Dass Preußen am 5. Dezember 1848 eine Verfassung erhielt, wäre ohne die Revolution wohl kaum möglich gewesen. Jedoch hatte nicht die preußische Nationalversammlung die Verfassung beschlossen, sondern König Friedrich Wilhelm IV. Er erließ sie von oben und löste gleichzeitig das preußische Parlament auf. Nach seinem Willen sollte es auch zukünftig in Preußen keine echte Gewaltenteilung geben. Das Militär blieb ein "Staat im Staat". Es unterstand dem direkten Befehl des Königs und war der Kontrolle des Parlamentes entzogen. In der Gesetzgebung würde der König ein absolutes Veto haben. Das nach Besitz gestaffelte Dreiklassenwahlrecht der männlichen Bevölkerung schränkte die politische Teilhabe von Mittelschicht und Nichtbürgerlichen stark ein. Und die der Bevölkerung zugestandenen Grundrechte konnten im Falle eines "Notstandes" wieder eingeschränkt werden.
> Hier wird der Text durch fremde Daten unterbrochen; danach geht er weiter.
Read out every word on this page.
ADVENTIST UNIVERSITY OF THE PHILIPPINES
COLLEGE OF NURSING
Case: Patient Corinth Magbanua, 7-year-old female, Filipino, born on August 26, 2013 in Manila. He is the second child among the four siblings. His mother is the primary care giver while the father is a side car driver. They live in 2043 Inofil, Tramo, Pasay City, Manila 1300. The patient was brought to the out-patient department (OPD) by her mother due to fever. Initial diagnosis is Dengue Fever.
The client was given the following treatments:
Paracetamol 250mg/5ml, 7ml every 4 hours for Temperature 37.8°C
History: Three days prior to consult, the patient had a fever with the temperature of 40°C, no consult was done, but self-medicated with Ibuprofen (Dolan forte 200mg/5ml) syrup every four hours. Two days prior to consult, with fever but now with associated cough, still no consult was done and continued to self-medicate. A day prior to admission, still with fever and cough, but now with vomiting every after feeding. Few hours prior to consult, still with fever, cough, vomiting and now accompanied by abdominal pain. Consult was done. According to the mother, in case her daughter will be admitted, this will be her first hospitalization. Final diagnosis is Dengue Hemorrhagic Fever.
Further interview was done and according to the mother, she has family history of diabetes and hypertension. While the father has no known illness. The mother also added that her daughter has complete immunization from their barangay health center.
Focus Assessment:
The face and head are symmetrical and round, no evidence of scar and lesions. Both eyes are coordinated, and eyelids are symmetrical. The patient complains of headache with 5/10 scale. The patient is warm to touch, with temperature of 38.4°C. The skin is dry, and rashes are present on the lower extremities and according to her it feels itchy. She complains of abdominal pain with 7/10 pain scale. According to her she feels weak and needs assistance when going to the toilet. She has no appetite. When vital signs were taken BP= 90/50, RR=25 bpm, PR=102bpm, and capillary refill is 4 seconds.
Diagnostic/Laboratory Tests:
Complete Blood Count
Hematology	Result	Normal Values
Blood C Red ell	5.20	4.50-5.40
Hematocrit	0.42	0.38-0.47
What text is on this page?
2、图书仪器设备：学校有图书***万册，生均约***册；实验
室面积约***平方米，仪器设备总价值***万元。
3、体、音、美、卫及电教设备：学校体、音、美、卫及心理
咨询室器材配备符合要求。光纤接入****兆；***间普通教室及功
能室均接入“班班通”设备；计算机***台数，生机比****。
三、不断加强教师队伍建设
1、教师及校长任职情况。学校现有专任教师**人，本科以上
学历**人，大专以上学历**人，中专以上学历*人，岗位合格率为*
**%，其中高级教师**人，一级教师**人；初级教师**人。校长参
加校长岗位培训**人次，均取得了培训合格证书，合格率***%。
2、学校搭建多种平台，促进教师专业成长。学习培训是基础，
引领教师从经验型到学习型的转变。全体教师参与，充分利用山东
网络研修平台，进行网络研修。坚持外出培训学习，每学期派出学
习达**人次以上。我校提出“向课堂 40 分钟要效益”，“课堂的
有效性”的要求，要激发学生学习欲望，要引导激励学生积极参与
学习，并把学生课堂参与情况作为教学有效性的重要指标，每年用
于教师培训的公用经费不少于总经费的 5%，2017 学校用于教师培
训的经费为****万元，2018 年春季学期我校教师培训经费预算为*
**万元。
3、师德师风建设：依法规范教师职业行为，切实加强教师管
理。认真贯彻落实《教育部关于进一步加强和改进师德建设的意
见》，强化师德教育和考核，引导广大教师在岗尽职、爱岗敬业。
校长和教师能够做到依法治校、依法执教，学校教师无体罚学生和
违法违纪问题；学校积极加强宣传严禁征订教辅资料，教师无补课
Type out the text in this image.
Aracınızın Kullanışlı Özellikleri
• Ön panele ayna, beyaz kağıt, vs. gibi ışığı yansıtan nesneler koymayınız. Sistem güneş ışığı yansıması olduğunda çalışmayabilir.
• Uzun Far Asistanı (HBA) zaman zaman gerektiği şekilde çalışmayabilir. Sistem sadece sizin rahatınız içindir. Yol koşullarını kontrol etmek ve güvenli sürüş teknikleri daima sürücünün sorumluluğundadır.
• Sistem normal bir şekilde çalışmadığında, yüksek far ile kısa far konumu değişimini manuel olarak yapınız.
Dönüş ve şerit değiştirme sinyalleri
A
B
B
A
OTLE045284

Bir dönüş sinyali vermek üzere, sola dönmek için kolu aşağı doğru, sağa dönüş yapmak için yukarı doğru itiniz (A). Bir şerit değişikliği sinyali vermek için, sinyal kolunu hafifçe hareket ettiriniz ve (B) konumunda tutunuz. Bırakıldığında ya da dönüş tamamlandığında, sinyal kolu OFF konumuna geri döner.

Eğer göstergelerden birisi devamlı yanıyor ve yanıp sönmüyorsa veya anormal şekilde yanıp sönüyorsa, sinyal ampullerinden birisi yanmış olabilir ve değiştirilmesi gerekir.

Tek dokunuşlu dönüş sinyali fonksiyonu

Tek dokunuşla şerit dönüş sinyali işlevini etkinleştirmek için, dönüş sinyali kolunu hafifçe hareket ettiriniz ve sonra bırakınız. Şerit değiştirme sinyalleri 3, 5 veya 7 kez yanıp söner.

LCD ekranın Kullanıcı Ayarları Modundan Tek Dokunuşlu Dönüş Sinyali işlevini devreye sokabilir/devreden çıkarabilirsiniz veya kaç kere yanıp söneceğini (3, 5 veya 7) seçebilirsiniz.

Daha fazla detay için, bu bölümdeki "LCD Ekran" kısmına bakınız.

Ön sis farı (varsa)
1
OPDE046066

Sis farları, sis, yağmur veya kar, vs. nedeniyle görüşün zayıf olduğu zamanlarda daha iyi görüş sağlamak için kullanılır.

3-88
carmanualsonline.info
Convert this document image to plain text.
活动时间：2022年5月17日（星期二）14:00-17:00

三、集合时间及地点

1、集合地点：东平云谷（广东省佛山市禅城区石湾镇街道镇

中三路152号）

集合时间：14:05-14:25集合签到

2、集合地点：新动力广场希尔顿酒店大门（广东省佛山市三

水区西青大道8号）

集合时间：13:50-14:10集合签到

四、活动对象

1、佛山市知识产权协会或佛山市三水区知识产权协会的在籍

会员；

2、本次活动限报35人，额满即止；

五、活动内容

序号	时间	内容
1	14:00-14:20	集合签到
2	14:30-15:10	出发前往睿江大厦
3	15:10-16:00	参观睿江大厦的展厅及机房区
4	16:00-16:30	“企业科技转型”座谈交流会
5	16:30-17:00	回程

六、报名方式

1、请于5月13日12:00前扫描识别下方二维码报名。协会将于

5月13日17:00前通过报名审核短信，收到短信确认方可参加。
Die Abgeordneten der Nationalversammlung verabschiedeten am 20. Dezember 1848 nach ebenso langen wie intensiven Beratungen und Debatten eine deutlich modernere und liberalere Ordnung: Die "Grundrechte des deutschen Volkes" traten bereits am Folgetag ihrer Verkündigung in Kraft. Am 27. Dezember fertigte Reichsverweser Johann das Gesetz über die Einführung der Grundrechte aus. Standesunterschiede und Standesvorrechte wurden abgeschafft. Die Freiheit der Wohnung und der Presse wurden ebenso garantiert wie die Glaubens-, Gewissens-, Forschungs- und Lehrfreiheit. Frei war auch die Berufs- und Ausbildungswahl, die ebenso garantiert werden sollte wie die Gewerbe- und Wettbewerbsfreiheit. Der Besuch von Volksschulen sollte kostenlos möglich sein. Die Rechtsprechung sollte unabhängig werden. Verhaftungen würden künftig nur noch mit einem Haftbefehl möglich sein. Die Todesstrafe wurde weitestgehend abgeschafft, ebenso demütigende Strafen wie der Pranger, das Brandmarken oder die körperliche Züchtigung. Wichtige Prinzipien der Rechtsstaatlichkeit errangen damit erstmals deutschlandweit Gültigkeit. Den Einzelstaaten schrieben die Grundrechte die Einführung einer Verfassung mit Volksvertretung und Verantwortlichkeit der Minister gegenüber dem Parlament vor.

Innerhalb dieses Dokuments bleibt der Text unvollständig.